Islam sebagai agama yang mengajarkan kebaikan dan kemaslahatan pada umat manusia, menyarankan penggunaan kedua metode tersebut sebagai alternatif dalam mendidik anak. Al-Quran dan Hadits sebegai sumber ajaran islam menggunakan beberapa istilah yang berkaitan dengan reward (ganjaran) dan punishment (pahala). Kata yang berkaitan dengan reward misalnya targhib dan tsawab, sedangkan kata yang berkaitan dengan punishment misalnya dikenal kata tarhib, hudud dan ‘iqob.

B. Pembahasan

Dalam bahasa Arab, reward (ganjaran) diistilahkan dengan tsawab. Kata ini banyak ditemukan dalam Al-Quran, khususnya ketika membicarakan tentang apa yang akan diterima oleh seseorang, baik di dunia maupun di akhirat dari amal perbuatannya. Kata tsawab selalu diterjemahkan kepada balasan yang baik. Sebagaimana salah satu diantaranya dapat dilihat dalam firman Allah pada surat Ali Imran: 145, 148, an-Nisa: 134. Dari ketiga ayat di atas, kata tsawab identik dengan ganjaran yang baik. Seiring dengan hal ini, makna yang dimaksud dengan kata tsawab dalam kaitannya dengan pendidikan Islam adalah pemberian ganjaran yang baik terhadap perilaku baik dari anak didik. Dalam pembahasannya yang lebih luas, pengertian istilah reward dapat diartikan sebagai 1) alat pendidikan preventif dan represif yang menyenangkan dan bisa menjadi pendorong atau motivator belajar bagi murid; dan sebagai hadiah terhadap perilaku yang baik dari anak dalam proses pendidikan.

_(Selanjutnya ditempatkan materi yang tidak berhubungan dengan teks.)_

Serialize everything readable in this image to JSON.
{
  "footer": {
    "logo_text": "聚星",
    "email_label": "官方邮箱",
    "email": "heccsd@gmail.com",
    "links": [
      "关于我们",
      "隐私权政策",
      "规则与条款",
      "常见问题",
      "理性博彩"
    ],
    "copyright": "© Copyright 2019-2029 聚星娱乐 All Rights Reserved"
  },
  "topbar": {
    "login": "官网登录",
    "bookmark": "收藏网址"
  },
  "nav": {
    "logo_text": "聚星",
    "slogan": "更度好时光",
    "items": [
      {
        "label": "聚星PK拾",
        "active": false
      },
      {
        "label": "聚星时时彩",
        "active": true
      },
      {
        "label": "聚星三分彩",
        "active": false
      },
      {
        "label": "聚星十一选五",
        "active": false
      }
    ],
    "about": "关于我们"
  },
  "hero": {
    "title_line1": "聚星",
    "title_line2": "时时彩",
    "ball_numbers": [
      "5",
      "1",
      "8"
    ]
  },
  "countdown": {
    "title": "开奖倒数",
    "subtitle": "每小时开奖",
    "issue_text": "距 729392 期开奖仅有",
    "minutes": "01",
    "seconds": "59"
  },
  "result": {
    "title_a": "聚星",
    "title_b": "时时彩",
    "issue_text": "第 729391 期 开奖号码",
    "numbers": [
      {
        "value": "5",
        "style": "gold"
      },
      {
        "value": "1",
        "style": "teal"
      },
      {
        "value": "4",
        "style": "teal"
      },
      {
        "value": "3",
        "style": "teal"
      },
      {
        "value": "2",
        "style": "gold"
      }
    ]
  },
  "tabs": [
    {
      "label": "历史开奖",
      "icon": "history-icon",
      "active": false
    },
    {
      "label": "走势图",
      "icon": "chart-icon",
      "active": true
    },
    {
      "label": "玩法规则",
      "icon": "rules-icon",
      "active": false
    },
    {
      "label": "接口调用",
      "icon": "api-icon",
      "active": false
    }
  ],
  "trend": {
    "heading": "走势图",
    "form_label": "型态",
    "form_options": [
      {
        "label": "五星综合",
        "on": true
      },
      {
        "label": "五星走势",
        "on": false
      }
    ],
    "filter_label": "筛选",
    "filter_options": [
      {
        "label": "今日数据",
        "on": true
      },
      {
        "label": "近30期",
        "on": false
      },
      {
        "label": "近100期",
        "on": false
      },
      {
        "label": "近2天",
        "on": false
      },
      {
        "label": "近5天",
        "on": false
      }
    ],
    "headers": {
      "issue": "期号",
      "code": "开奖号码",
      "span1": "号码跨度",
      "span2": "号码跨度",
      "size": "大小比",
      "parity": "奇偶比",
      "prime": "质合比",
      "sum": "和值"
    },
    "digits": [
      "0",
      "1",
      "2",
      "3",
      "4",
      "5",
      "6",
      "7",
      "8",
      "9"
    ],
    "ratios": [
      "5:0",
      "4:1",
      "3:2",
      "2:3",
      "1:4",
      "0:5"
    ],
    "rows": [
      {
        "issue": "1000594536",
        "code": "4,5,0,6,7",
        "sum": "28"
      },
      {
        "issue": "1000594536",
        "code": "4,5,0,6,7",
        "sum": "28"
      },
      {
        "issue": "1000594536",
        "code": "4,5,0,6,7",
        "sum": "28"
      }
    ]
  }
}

Punishment (hukuman) dalam bahasa Arab diistilahkan dengan ‘iqab. Al-Qur’an memakai kata ‘iqab sebanyak 20 kali dalam 11 surat. Bila memperhatikan masing-masing ayat tersebut terlihat bahwa kata ‘iqab mayoritasnya didahului oleh kata syadiid (yang paling, amat, dan sangat), dan kesemuanya menunjukkan arti keburukan dan azab yang menyedihkan, seperti firman Allah dalam surat Ali Imran: 11 dan al-Anfal: 13. Dari kedua ayat di atas dapat dipahami bahwa kata ‘iqab ditujukan kepada balasan dosa sebagai akibat dari perbuatan jahat manusia. Dalam hubungannya dengan pendidikan Islam, ‘iqab diartikan sebagai 1) alat pendidikan preventif dan refresif yang paling tidak menyenangkan; dan 2) balasan dari perbuatan yang tidak baik yang dilakukan anak.

Selain kata tsawab dan ‘iqob, Al-Quran juga menggunakan kata targhib dan tarhib. Perbedaannya, kalau tsawab dan ‘iqob lebih berkonotasi pada bentuk aktivitas dalam memberikan ganjaran dan hukuman seperti memuji dan memukul, sedangkan kata targhib dan tarhib lebih berhubungan dengan janji atau harapan untuk mendapatkan kesenangan jika melakukan suatu kebajikan atau ancaman untuk mendapatkan siksaan kalau melakukan perbuatan tercela.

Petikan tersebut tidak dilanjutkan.